En 1980 Antonio Margheriti la projette au coeur de l'enfer du Vietnam aux cotés de David Warbeck dans Héros d'apocalypse / L'ultimo cacciatore. A cette époque, Tisa sortait avec un des producteurs, une des raisons pour laquelle elle décrocha ce rôle. Margheriti ainsi que ses partenaires gardèrent d'elle une image quelque peu mitigée, celle d'une femme de caractère, grossière, toujours prête à égaler la gente masculine et faire des concours de qui boira le plus de bière. A ce jeu plutôt trivial peu d'hommes arrivaient dit-on à la battre. Héros d'apocalypse sera pour l'actrice son chant du cygne. Choisie pour être l'héroïne de Wild beasts / Les bêtes féroces attaquent elle se désiste au dernier moment et Lorraine De Selle la remplacera au pied levé. Tisa qui était alors mariée et mère de famille, retourne à New-York. Certains seront étonnés mais ravis de la voir un temps au volant d'un taxi, une activité qu'elle exerçait déjà parallèlement à sa carrière d'actrice. Malheureusement le destin va s'acharner sur Tisa et le clan Farrow. Si Tisa n'a jamais été très proche de Mia, un drame va encore plus l'éloigner de sa soeur lorsque le fils de Tisa, Jason, décide de partir combattre en Irak. Féroce militante Mia n'acceptera jamais cette décision. Lorsque le jeune soldat meurt, le fils de Mia, très proche de son cousin, se suicidera en se tirant une balle dans la tête. Mia mettra cette mort sur le compte de Tisa à qui elle ne cessera de reprocher d'avoir laissé partir son fils au combat. Le deuil frappera à nouveau Tisa puisqu'elle perdra ses deux filles, l'une emportée par le Sida, l'autre par un cancer.

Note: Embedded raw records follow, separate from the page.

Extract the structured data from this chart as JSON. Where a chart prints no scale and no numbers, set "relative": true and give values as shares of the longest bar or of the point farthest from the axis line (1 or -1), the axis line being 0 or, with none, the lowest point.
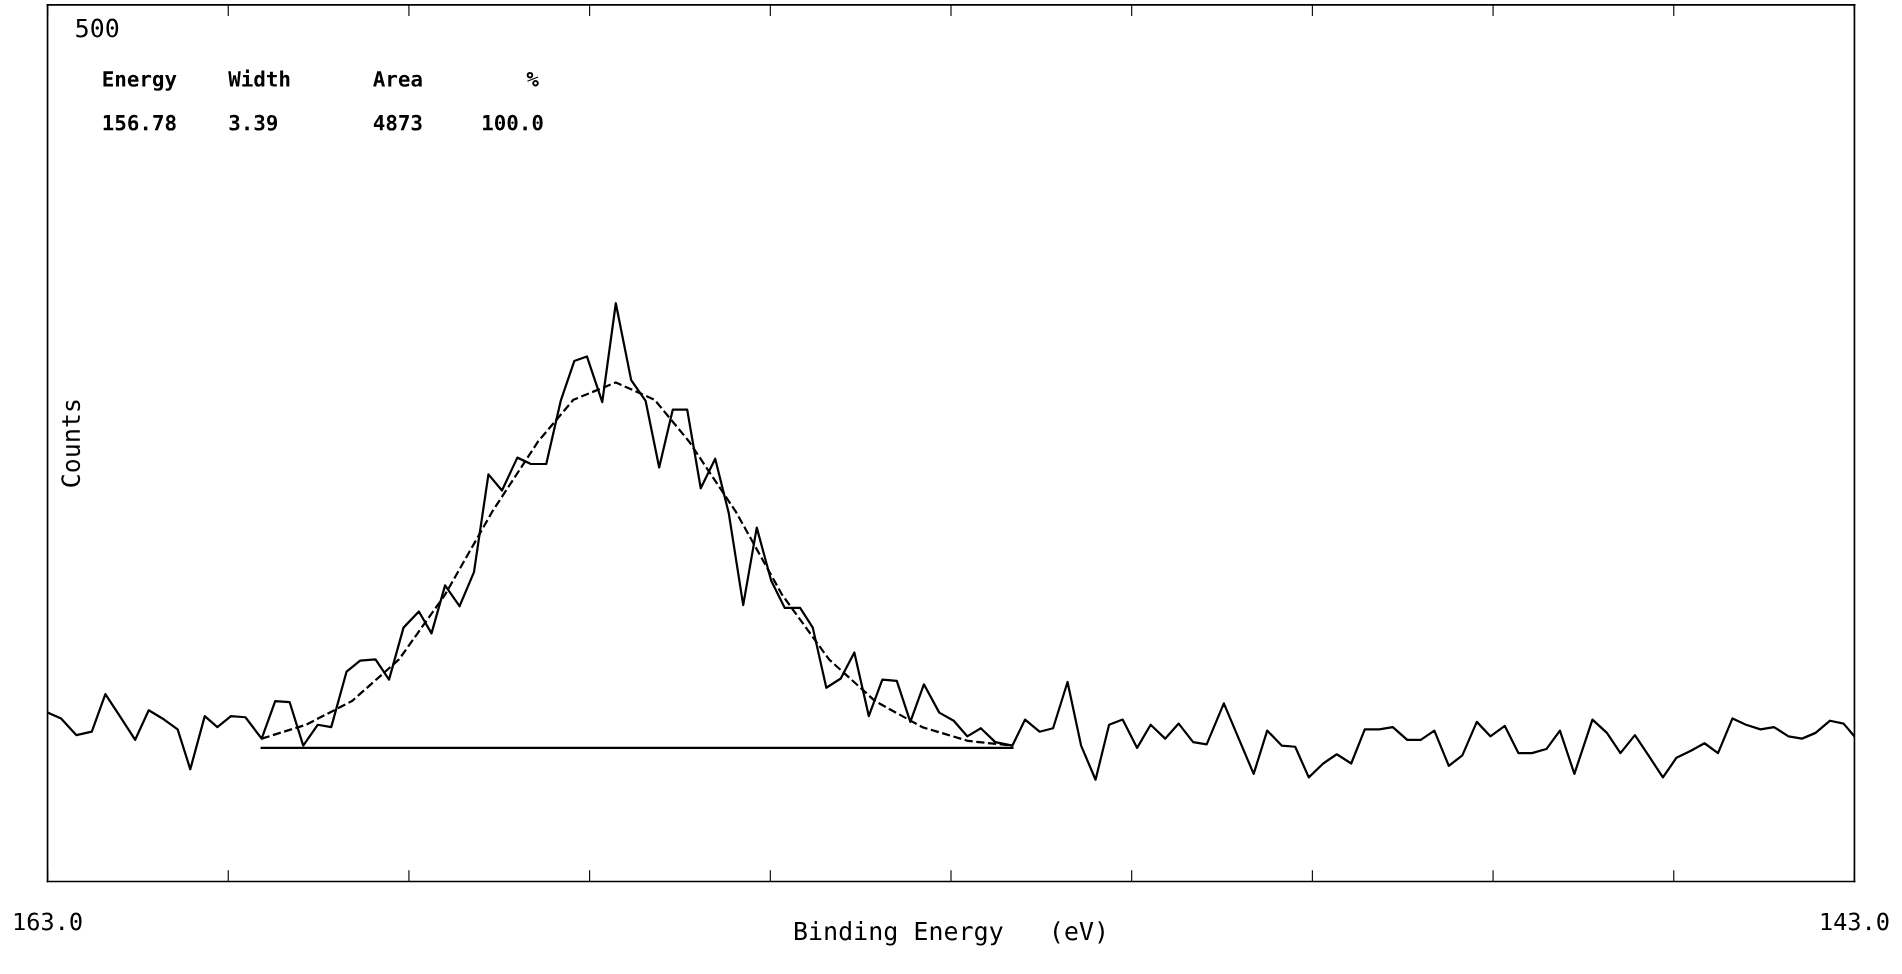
{
  "chart_data": {
    "type": "line",
    "relative": true,
    "xlabel": "Binding Energy   (eV)",
    "ylabel": "Counts",
    "xlim": [
      163,
      143
    ],
    "xticks": [
      {
        "value": 163,
        "label": "163.0"
      },
      {
        "value": 161,
        "label": null
      },
      {
        "value": 159,
        "label": null
      },
      {
        "value": 157,
        "label": null
      },
      {
        "value": 155,
        "label": null
      },
      {
        "value": 153,
        "label": null
      },
      {
        "value": 151,
        "label": null
      },
      {
        "value": 149,
        "label": null
      },
      {
        "value": 147,
        "label": null
      },
      {
        "value": 145,
        "label": null
      },
      {
        "value": 143,
        "label": "143.0"
      }
    ],
    "grid": false,
    "annotations": [
      "500",
      "Energy",
      "Width",
      "Area",
      "%",
      "156.78",
      "3.39",
      "4873",
      "100.0"
    ],
    "series": [
      {
        "color": "#000000",
        "line_style": "solid",
        "x": [
          163.0,
          162.85,
          162.68,
          162.51,
          162.36,
          162.2,
          162.03,
          161.88,
          161.71,
          161.56,
          161.42,
          161.26,
          161.12,
          160.97,
          160.81,
          160.63,
          160.48,
          160.32,
          160.17,
          160.01,
          159.86,
          159.69,
          159.54,
          159.37,
          159.22,
          159.06,
          158.89,
          158.75,
          158.6,
          158.44,
          158.28,
          158.12,
          157.97,
          157.8,
          157.65,
          157.48,
          157.32,
          157.17,
          157.03,
          156.86,
          156.71,
          156.54,
          156.38,
          156.23,
          156.08,
          155.92,
          155.77,
          155.61,
          155.46,
          155.3,
          155.15,
          154.99,
          154.84,
          154.67,
          154.53,
          154.38,
          154.22,
          154.07,
          153.91,
          153.76,
          153.6,
          153.45,
          153.3,
          153.13,
          152.97,
          152.82,
          152.67,
          152.51,
          152.32,
          152.18,
          152.02,
          151.87,
          151.71,
          151.56,
          151.4,
          151.25,
          151.1,
          150.94,
          150.79,
          150.63,
          150.48,
          150.32,
          150.17,
          149.98,
          149.65,
          149.5,
          149.34,
          149.19,
          149.04,
          148.88,
          148.73,
          148.57,
          148.42,
          148.26,
          148.11,
          147.95,
          147.8,
          147.65,
          147.49,
          147.34,
          147.18,
          147.03,
          146.87,
          146.72,
          146.57,
          146.41,
          146.26,
          146.1,
          145.9,
          145.74,
          145.59,
          145.43,
          145.28,
          145.12,
          144.97,
          144.81,
          144.66,
          144.51,
          144.35,
          144.2,
          144.04,
          143.89,
          143.73,
          143.58,
          143.43,
          143.27,
          143.12,
          143.0
        ],
        "values": [
          0.292,
          0.282,
          0.253,
          0.259,
          0.324,
          0.286,
          0.245,
          0.296,
          0.28,
          0.263,
          0.194,
          0.286,
          0.267,
          0.286,
          0.284,
          0.247,
          0.312,
          0.31,
          0.235,
          0.271,
          0.267,
          0.363,
          0.382,
          0.384,
          0.349,
          0.439,
          0.467,
          0.429,
          0.512,
          0.476,
          0.535,
          0.704,
          0.676,
          0.733,
          0.722,
          0.722,
          0.831,
          0.9,
          0.908,
          0.829,
          1.0,
          0.867,
          0.831,
          0.716,
          0.816,
          0.816,
          0.68,
          0.731,
          0.637,
          0.478,
          0.612,
          0.52,
          0.473,
          0.473,
          0.439,
          0.335,
          0.351,
          0.396,
          0.286,
          0.349,
          0.347,
          0.276,
          0.341,
          0.292,
          0.278,
          0.251,
          0.265,
          0.241,
          0.235,
          0.28,
          0.259,
          0.265,
          0.345,
          0.235,
          0.176,
          0.271,
          0.28,
          0.231,
          0.271,
          0.247,
          0.273,
          0.241,
          0.237,
          0.308,
          0.186,
          0.261,
          0.235,
          0.233,
          0.18,
          0.204,
          0.22,
          0.204,
          0.263,
          0.263,
          0.267,
          0.245,
          0.245,
          0.261,
          0.2,
          0.218,
          0.276,
          0.251,
          0.269,
          0.222,
          0.222,
          0.229,
          0.261,
          0.186,
          0.28,
          0.257,
          0.222,
          0.253,
          0.218,
          0.18,
          0.214,
          0.226,
          0.239,
          0.222,
          0.282,
          0.271,
          0.263,
          0.267,
          0.251,
          0.247,
          0.257,
          0.278,
          0.273,
          0.251
        ]
      },
      {
        "color": "#000000",
        "line_style": "dashed",
        "x": [
          160.63,
          160.14,
          159.63,
          159.11,
          158.6,
          158.08,
          157.57,
          157.18,
          156.71,
          156.28,
          155.9,
          155.38,
          154.87,
          154.35,
          153.84,
          153.32,
          152.81,
          152.32
        ],
        "values": [
          0.247,
          0.271,
          0.312,
          0.384,
          0.496,
          0.639,
          0.761,
          0.833,
          0.863,
          0.833,
          0.761,
          0.639,
          0.496,
          0.384,
          0.312,
          0.267,
          0.243,
          0.235
        ]
      },
      {
        "color": "#000000",
        "line_style": "solid",
        "x": [
          160.63,
          152.32
        ],
        "values": [
          0.231,
          0.231
        ]
      }
    ]
  }
}
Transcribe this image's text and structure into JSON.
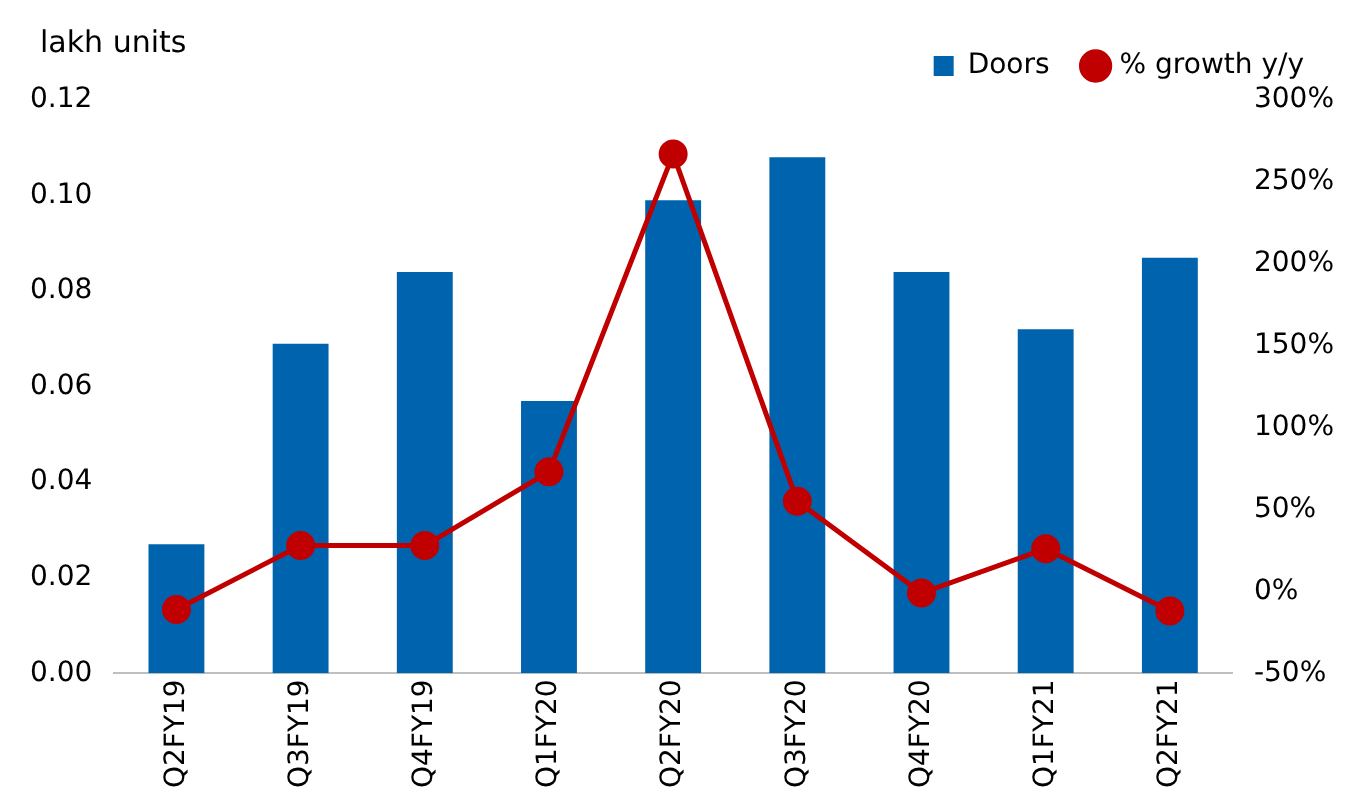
{
  "chart_data": {
    "type": "bar",
    "ylabel": "lakh units",
    "categories": [
      "Q2FY19",
      "Q3FY19",
      "Q4FY19",
      "Q1FY20",
      "Q2FY20",
      "Q3FY20",
      "Q4FY20",
      "Q1FY21",
      "Q2FY21"
    ],
    "series": [
      {
        "name": "Doors",
        "color": "#0063ad",
        "values": [
          0.027,
          0.069,
          0.084,
          0.057,
          0.099,
          0.108,
          0.084,
          0.072,
          0.087
        ]
      },
      {
        "name": "% growth y/y",
        "type": "line",
        "axis": "y2",
        "color": "#c00000",
        "values": [
          -11,
          28,
          28,
          73,
          267,
          55,
          -1,
          26,
          -12
        ]
      }
    ],
    "ylim": [
      0,
      0.12
    ],
    "yticks": [
      {
        "value": 0,
        "label": "0.00"
      },
      {
        "value": 0.02,
        "label": "0.02"
      },
      {
        "value": 0.04,
        "label": "0.04"
      },
      {
        "value": 0.06,
        "label": "0.06"
      },
      {
        "value": 0.08,
        "label": "0.08"
      },
      {
        "value": 0.1,
        "label": "0.10"
      },
      {
        "value": 0.12,
        "label": "0.12"
      }
    ],
    "y2lim": [
      -50,
      300
    ],
    "y2ticks": [
      {
        "value": -50,
        "label": "-50%"
      },
      {
        "value": 0,
        "label": "0%"
      },
      {
        "value": 50,
        "label": "50%"
      },
      {
        "value": 100,
        "label": "100%"
      },
      {
        "value": 150,
        "label": "150%"
      },
      {
        "value": 200,
        "label": "200%"
      },
      {
        "value": 250,
        "label": "250%"
      },
      {
        "value": 300,
        "label": "300%"
      }
    ],
    "grid": false,
    "legend": "top",
    "marker": "circle"
  }
}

Aujourd'hui septuagénaire Tisa, après toutes ses épreuves, s'est retirée dans le Vermont en 1994 où durant vingt-sept ans elle exerça le noble métier d'infirmière. Elle s'éteint paisiblement dans son sommeil le 10 janvier 2024 à tout juste 73 ans.
Eternelle victime, belle et si douce, dont le regard vert irradiait l'écran Tisa continuera à personnifier la fragilité et l'innocence.
A nos yeux, Tisa, tu es aussi grande que ta tout aussi divine grande soeur!